The role of C/EBP homologous protein in HIV protease inhibitor‐induced dyslipidemia

Association of HIV protease inhibitors (PIs) with metabolic abnormalities is a major concern for long‐term use of HIV PIs in the treatment of HIV infection. We have previously shown that endoplasmic reticulum (ER) stress is a major cellular mechanism underlying HIV PI‐induced dyslipidemia. The C/EBP homologous protein (CHOP) is a key transcriptional factor involved in ER stress–mediated apoptosis. In this study, we specifically examined the role of CHOP in HIV PI‐induced dyslipidemia. Methods Primary hepatocytes isolated from wild type and CHOP −/− mice were used in in vitro studies. Wild type and CHOP −/− mice were used in in vivo studies.

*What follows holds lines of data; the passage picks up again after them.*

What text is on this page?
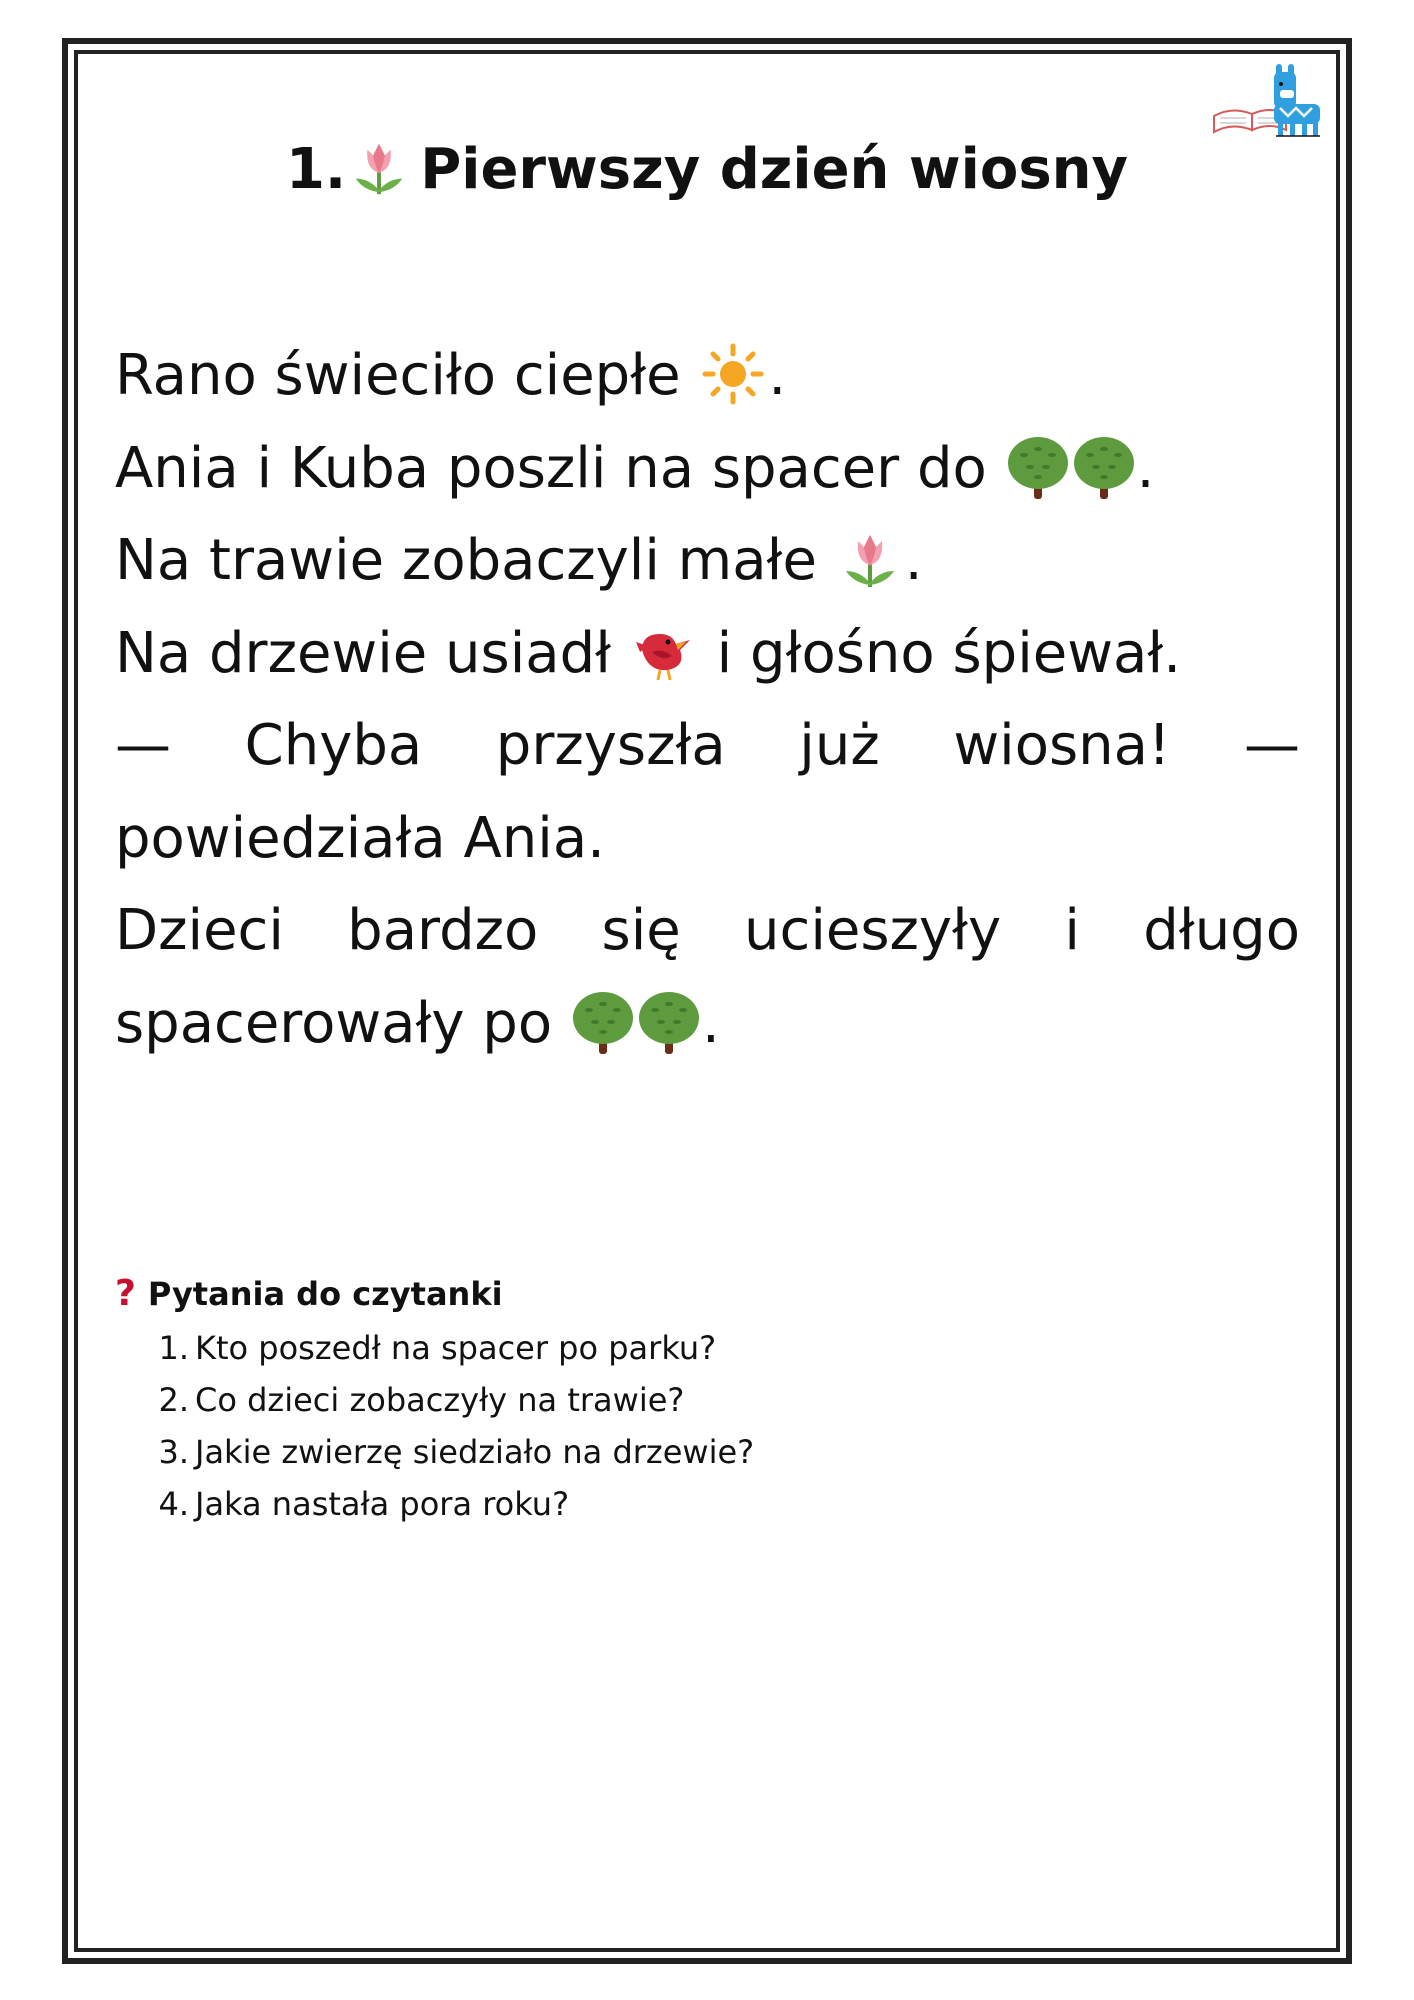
1. Pierwszy dzień wiosny

Rano świeciło ciepłe .

Ania i Kuba poszli na spacer do	.

Na trawie zobaczyli małe .

Na drzewie usiadł i głośno śpiewał.

— Chyba przyszła już wiosna! — powiedziała Ania.

Dzieci bardzo się ucieszyły i długo spacerowały po	.

? Pytania do czytanki
1. Kto poszedł na spacer po parku?
2. Co dzieci zobaczyły na trawie?
3. Jakie zwierzę siedziało na drzewie?
4. Jaka nastała pora roku?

Lipid accumulation was detected by Oil Red O staining and HE staining. The mRNA levels of key genes involved in hepatic lipid metabolism were determined by real‐time RT‐PCR. Results HIV PI‐induced intracellular lipid accumulation was significantly reduced in the absence of CHOP. Treatment of wild type mice with HIV PIs for four weeks significantly increased serum levels of triglycerides (TG) and free cholesterol (FC) and induced lipid accumulation in the liver. However, CHOP −/− mice had low serum TG and FC levels and less lipid accumulation in the liver under the same treatment. In addition, HIV PI‐induced upregulation of HMG‐CoA‐reductase, SREBP‐1, and hepatic lipase was attenuated in CHOP −/− mice. Conclusion CHOP plays a critical role in HIV PI‐induced dyslipidemia.